Phosphorus sorption characteristics of intertidal marsh sediments along an estuarine salinity gradient
Limnol. Oceanogr., 44(7), 1999, 1693-1701 | DOI: 10.4319/lo.19188.8.131.523
ABSTRACT: The phosphate sorption capacity of intertidal vegetated marsh sediments was measured along a salinity gradient in the Cooper River estuary, South Carolina. The phosphate sorption capacity of the surface sediments (0-10 cm) of a freshwater marsh was higher than the sorption capacity of sediments from brackish and saline marshes, and surface sediments had greater sorption capacity than subsurface (10-20 cm) sediments. These trends were opposite that of available phosphorus, which increased downstream and with depth.
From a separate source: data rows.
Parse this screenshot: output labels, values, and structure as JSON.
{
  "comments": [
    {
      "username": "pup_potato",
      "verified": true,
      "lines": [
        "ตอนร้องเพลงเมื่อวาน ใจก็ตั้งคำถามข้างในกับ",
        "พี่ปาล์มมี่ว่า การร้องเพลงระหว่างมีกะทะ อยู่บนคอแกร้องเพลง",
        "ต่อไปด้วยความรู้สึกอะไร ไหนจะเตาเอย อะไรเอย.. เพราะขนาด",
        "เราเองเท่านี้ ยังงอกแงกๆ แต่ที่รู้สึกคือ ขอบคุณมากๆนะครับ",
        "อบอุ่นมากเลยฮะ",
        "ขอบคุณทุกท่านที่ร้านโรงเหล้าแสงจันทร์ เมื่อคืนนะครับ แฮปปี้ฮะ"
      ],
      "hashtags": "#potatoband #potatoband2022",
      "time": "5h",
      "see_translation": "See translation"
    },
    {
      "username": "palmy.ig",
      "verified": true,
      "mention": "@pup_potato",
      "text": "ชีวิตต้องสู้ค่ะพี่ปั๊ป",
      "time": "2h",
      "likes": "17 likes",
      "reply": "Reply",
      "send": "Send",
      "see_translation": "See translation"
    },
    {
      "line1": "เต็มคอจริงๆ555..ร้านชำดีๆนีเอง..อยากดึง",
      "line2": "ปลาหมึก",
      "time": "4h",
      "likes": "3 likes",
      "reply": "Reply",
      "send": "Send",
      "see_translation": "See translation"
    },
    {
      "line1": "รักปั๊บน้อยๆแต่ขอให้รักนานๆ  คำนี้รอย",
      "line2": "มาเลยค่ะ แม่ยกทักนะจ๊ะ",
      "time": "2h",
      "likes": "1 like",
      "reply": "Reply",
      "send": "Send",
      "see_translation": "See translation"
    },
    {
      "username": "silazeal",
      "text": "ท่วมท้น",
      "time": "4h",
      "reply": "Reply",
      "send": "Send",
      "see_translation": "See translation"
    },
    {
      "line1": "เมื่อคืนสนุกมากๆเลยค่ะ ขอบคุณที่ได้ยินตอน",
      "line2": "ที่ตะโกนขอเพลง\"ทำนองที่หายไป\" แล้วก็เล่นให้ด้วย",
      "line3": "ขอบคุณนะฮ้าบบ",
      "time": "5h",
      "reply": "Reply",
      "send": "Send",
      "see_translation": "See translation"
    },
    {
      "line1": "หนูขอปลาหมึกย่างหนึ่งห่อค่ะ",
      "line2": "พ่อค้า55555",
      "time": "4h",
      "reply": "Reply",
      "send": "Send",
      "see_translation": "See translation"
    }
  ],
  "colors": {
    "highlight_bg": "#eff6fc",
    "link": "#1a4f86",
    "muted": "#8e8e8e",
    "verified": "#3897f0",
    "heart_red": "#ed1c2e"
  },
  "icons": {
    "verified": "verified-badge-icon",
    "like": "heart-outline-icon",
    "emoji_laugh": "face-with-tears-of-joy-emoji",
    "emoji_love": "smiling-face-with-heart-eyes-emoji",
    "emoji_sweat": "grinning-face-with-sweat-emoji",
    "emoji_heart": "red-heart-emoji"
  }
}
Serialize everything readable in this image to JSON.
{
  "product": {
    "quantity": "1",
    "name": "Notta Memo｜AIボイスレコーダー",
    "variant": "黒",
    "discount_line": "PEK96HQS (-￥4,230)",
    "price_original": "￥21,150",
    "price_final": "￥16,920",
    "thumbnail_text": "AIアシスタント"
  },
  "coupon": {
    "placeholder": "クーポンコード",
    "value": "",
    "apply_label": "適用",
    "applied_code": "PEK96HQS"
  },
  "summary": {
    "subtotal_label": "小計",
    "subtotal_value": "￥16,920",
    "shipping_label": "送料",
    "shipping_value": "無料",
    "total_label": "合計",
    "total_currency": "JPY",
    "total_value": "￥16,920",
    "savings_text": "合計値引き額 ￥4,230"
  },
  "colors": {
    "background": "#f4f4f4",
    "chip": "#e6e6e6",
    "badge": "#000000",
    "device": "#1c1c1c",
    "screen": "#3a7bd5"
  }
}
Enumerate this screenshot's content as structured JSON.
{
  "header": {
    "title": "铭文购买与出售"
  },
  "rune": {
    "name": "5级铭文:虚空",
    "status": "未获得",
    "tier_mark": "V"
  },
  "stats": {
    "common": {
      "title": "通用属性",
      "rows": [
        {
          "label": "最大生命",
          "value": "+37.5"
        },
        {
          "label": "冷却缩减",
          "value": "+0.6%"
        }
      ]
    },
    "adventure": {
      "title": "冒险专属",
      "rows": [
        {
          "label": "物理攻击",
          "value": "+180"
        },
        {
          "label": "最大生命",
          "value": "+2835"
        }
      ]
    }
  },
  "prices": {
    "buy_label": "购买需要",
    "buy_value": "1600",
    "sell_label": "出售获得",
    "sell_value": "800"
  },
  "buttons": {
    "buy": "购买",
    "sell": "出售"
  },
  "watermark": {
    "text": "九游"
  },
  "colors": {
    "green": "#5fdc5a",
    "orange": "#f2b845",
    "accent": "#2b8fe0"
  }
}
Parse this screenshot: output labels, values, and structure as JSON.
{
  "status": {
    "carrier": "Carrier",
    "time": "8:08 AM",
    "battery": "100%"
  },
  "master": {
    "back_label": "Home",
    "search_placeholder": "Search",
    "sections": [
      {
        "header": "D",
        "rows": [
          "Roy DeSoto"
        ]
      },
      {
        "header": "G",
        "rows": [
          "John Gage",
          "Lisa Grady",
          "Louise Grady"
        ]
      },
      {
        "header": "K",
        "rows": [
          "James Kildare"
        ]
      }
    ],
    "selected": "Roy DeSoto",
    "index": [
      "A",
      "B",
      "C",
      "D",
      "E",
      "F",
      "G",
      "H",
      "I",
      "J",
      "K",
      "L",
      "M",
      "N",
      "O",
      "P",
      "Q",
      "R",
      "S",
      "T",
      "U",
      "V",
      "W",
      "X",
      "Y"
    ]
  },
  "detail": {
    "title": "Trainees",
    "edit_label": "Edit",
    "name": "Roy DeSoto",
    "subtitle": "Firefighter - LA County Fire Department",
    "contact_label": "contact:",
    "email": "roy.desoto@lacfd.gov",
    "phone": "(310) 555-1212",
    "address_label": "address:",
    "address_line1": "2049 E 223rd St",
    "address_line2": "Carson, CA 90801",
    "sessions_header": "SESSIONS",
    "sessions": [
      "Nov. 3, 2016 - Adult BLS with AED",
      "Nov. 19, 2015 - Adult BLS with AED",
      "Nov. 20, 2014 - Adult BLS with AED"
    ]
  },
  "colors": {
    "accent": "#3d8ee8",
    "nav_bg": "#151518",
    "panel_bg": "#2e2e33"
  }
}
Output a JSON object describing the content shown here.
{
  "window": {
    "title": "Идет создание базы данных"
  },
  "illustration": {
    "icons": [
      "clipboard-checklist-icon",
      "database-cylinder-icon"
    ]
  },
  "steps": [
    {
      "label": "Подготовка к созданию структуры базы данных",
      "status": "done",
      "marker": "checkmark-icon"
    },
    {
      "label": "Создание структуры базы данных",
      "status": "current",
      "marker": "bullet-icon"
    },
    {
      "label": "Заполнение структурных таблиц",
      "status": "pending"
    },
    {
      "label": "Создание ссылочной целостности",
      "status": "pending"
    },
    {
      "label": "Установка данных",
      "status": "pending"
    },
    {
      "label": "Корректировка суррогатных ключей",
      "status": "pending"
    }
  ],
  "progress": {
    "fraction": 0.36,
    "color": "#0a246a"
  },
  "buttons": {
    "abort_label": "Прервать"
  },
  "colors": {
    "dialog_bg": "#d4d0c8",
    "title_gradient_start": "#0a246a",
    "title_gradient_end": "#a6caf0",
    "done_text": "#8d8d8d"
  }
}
Freshwater marsh sediments trap phosphorus in a less-bioavailable form as evidenced by the low zero equilibrium phosphorus concentration (ZEPC) of the ambient sediment and low exchangeable phosphorus found there. Soil ZEPC values were similar to the in situ mean pore-water phosphate concentrations, which shows that sorption has a major effect on the spatial distribution of pore-water phosphorus along the estuarine salinity gradient. The magnitude of phosphorus sorption by the fresh-water marsh sediments greatly reduced the pore-water phosphate concentration, while the phosphorus sorption properties of brackish and salt marsh sediments maintained in situ equilibrium pore-water phosphorus concentrations at surplus levels (with respect to its availability to plants). These differences in P sorption properties of the sediments can be explained on the basis of their physical and chemical characteristics. For instance, approaching the sea, the surface area of sediments declined, with freshwater marsh sediments (0-10 cm) supporting 8.5X higher surface area than the salt marsh sediments. However, the sorption capacity of freshwater sediments was 33X greater than that of salt marsh sediments, which indicates that other properties such as sediment mineral composition are im-portant. The concentrations of important elements such as Al and Fe in sediments also declined downstream. The results suggest that the differences in phosphorus exchange properties among these marshes are a function of sediment type and sedimentary concentrations of Fe and Al. These in turn are related to the changes in ionic strength and associated parameters (e.g., pH) and physical sorting mechanisms.